Prime office rents in Hong Kong continued their downward slide in Q1 2025, falling to $89.90 per square foot per month, according to the latest Asia-Pacific Office Highlights report by Knight Frank.
The city’s office vacancy rate also climbed to 13.6%, underscoring persistent oversupply and weak demand.
With landlords under pressure, the market remains heavily tilted in favour of tenants. Companies seeking space, particularly in the legal and financial sectors, are leveraging this environment to negotiate better deals, shorter leases, and higher incentives.
Despite the headwinds, select high-profile deals are still being inked. A notable example includes an alternative investment firm securing over 55,000 square feet at The Henderson, a new premium tower that continues to attract finance-related tenants.

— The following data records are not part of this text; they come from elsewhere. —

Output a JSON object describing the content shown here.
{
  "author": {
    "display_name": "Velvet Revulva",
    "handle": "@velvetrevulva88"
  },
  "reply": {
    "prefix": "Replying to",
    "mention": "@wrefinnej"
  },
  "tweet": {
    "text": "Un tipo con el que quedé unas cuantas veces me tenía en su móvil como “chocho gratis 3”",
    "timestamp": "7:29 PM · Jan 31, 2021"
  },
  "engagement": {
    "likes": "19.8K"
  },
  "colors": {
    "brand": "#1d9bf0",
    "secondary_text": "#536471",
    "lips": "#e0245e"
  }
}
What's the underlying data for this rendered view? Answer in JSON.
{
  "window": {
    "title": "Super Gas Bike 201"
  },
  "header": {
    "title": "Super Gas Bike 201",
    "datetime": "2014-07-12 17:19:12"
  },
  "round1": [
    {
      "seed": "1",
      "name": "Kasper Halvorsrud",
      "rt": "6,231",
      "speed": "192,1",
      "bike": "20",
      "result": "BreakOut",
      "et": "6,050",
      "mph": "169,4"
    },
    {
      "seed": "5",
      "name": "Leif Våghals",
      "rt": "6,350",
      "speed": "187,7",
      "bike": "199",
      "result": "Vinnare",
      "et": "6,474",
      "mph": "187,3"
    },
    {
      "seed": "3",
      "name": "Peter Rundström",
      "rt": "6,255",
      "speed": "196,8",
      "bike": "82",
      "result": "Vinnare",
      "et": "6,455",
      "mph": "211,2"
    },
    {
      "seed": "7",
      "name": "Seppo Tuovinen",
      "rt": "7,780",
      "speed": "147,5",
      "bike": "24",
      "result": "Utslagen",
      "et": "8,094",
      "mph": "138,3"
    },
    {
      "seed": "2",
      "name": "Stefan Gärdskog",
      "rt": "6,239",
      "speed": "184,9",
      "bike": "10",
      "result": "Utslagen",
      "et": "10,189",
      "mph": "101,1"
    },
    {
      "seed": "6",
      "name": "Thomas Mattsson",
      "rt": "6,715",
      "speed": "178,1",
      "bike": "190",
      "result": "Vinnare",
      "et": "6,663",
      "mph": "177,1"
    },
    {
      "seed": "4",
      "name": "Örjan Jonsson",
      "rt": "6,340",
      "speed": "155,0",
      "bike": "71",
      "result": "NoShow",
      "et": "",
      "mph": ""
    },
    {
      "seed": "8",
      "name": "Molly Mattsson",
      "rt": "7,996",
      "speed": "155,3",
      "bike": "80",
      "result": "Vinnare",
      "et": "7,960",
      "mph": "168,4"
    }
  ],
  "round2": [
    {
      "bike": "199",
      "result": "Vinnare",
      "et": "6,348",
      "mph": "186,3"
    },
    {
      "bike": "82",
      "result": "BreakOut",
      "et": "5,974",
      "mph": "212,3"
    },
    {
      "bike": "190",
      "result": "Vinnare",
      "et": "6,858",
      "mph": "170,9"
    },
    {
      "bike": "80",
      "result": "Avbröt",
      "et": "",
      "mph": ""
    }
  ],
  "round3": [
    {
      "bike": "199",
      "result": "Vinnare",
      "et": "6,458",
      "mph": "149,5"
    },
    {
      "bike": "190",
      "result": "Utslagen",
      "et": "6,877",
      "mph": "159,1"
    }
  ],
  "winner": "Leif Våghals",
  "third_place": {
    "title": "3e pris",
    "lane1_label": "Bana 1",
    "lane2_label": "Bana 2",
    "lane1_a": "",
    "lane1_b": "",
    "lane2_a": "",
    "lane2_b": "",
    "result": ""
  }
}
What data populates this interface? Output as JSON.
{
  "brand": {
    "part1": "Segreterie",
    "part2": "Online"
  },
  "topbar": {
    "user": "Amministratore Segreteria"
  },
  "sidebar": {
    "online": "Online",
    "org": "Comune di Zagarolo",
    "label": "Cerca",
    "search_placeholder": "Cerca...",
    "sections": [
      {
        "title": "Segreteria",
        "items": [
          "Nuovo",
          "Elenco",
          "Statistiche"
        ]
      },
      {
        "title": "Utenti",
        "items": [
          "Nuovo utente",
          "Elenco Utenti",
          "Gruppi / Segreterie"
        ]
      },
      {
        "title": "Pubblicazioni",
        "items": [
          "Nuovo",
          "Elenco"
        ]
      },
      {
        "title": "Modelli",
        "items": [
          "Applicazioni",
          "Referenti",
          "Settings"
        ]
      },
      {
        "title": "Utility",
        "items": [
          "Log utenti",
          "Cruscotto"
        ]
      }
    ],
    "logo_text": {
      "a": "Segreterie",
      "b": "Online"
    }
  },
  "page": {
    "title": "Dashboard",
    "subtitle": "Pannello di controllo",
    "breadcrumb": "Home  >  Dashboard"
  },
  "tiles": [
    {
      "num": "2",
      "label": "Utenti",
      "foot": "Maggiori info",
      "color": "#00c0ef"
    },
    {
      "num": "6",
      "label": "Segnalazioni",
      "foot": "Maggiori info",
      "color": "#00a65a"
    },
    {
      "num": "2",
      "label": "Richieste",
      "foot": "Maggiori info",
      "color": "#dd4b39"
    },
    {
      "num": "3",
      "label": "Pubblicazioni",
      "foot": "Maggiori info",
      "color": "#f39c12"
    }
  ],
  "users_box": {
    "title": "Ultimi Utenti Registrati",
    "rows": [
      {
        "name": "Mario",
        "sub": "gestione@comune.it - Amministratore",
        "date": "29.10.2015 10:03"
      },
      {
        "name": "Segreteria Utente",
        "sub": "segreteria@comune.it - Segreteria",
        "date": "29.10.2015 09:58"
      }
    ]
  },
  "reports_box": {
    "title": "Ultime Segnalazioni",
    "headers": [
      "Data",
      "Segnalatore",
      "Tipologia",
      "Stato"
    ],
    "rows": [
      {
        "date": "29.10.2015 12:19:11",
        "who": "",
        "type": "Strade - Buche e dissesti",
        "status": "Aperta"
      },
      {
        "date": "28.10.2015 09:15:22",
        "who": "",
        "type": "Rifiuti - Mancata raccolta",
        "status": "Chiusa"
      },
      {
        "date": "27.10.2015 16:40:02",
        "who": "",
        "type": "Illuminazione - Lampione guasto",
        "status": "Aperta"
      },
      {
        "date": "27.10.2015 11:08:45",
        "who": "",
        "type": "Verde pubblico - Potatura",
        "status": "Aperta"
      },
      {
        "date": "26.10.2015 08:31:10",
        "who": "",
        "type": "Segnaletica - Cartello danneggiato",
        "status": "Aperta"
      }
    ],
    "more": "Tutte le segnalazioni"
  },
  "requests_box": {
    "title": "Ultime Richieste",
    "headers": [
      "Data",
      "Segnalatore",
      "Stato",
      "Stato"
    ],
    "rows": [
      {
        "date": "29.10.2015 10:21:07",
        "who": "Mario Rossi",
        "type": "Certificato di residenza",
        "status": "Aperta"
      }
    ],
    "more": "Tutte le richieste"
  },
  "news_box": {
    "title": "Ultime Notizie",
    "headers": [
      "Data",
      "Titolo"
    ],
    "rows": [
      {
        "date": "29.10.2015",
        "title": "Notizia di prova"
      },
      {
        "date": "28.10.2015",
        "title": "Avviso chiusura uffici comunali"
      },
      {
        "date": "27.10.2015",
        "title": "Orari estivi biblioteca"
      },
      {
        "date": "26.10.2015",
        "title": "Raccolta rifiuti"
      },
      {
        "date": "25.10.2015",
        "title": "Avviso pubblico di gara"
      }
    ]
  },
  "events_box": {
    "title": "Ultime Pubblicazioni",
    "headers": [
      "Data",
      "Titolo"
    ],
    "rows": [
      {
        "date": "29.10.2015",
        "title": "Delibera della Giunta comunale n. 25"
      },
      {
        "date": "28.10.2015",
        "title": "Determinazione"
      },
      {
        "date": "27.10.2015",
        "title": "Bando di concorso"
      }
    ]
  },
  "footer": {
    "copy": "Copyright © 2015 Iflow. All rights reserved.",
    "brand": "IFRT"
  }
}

Demand from legal firms has also increased, spurred by the growing complexity of financial markets such as cryptocurrency and cross-border regulation.
“While Hong Kong SAR’s office leasing market continues to grapple with an ample pipeline, there were notable take-ups by firms in the legal and financial sectors,” the report noted.
Looking ahead, the report forecasts continued rental declines throughout 2025 as new supply hits the market and companies remain cautious in their real estate decisions.
Economic fundamentals remain steady, with Hong Kong’s GDP projected to grow by 2.3% this year, unemployment at 3%, and inflation at 1.7%.